- Konganapuram Location in Tamil Nadu, India
- Coordinates: 11°35′N 77°55′E﻿ / ﻿11.58°N 77.92°E
- Country: India
- State: Tamil Nadu
- District: Salem

Area
- • Total: 9.6 km^{2} (3.7 sq mi)

Population (2011)
- • Total: 9,286
- • Density: 970/km^{2} (2,500/sq mi)

Languages
- • Official: Tamil
- Time zone: UTC+5:30 (IST)

= Konganapuram =

Konganapuram is a panchayat town in Idappadi taluk of Salem district in the Indian state of Tamil Nadu. It is one of the 31 panchayat towns in the district. Spread across an area of 9.6 km2, it had a population of 9,286 individuals as per the 2011 census.

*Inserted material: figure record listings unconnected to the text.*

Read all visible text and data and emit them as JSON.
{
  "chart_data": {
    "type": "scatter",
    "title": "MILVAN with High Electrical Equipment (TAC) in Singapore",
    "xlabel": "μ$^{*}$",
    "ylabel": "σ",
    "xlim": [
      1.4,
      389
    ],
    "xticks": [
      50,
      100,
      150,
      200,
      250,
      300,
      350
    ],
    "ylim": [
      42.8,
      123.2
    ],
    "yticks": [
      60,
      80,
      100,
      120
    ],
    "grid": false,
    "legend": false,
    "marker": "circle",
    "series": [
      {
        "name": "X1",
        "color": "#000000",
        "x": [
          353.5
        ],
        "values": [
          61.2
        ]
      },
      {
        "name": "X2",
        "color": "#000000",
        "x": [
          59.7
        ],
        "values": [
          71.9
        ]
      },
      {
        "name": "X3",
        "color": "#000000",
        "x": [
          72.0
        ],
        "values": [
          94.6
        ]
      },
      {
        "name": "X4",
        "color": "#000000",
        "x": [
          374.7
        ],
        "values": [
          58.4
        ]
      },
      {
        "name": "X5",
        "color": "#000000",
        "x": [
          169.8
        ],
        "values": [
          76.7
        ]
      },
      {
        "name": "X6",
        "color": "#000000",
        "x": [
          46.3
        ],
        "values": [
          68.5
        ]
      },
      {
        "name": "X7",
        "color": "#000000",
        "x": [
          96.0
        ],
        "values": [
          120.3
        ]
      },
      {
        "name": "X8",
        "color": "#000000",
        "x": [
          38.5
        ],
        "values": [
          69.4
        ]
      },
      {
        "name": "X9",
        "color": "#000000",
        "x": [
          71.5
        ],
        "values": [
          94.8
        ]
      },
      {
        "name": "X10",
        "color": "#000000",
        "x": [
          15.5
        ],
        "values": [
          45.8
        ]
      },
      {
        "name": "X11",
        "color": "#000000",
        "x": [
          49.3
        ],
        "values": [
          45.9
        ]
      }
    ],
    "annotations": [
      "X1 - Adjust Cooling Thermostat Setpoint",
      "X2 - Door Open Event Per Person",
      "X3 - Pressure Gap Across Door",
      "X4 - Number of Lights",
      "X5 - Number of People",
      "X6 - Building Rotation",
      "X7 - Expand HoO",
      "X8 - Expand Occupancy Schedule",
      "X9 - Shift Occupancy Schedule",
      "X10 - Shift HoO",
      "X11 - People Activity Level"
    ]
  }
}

== Geography and administration ==
Konganapuram is located in Idappadi taluk of Salem district in the Indian state of Tamil Nadu. Spread across an area of 9.6 km2, it is one of the 31 panchayat towns in the district. The region has a tropical climate with hot summers and mild winters. The highest temperatures are recorded in April and May, with lowest recordings in December-January.

The town panchayat was established in 1954. It was upgraded to second grade in 1967, first grade in 1981, and selection grade in 1985. It is sub-divided into 15 wards. The town panchayat is headed by a chairperson, who is elected by the members, who are chosen through direct elections. The town forms part of the Edappadi Assembly constituency that elects its member to the Tamil Nadu legislative assembly and the Salem Lok Sabha constituency that elects its member to the Parliament of India.

==Demographics==
As per the 2011 census, Konganapuram had a population of 9,286 individuals across 2,614 households. The population saw a marginal increase compared to the previous census in 2001 when 8,084 inhabitants were registered. The population consisted of 4,721 males and 4,565 females. About 928 individuals were below the age of six years. About 36% of the population belonged to scheduled castes. The entire population is classified as urban. The town has an average literacy rate of 72.1%.

About 42.9% of the eligible population were employed, of which majority were involved in agriculture and allied activities. Hinduism was the majority religion which was followed by 99% of the population, with Christianity (0.7%) and Islam (0.2%) being minor religions.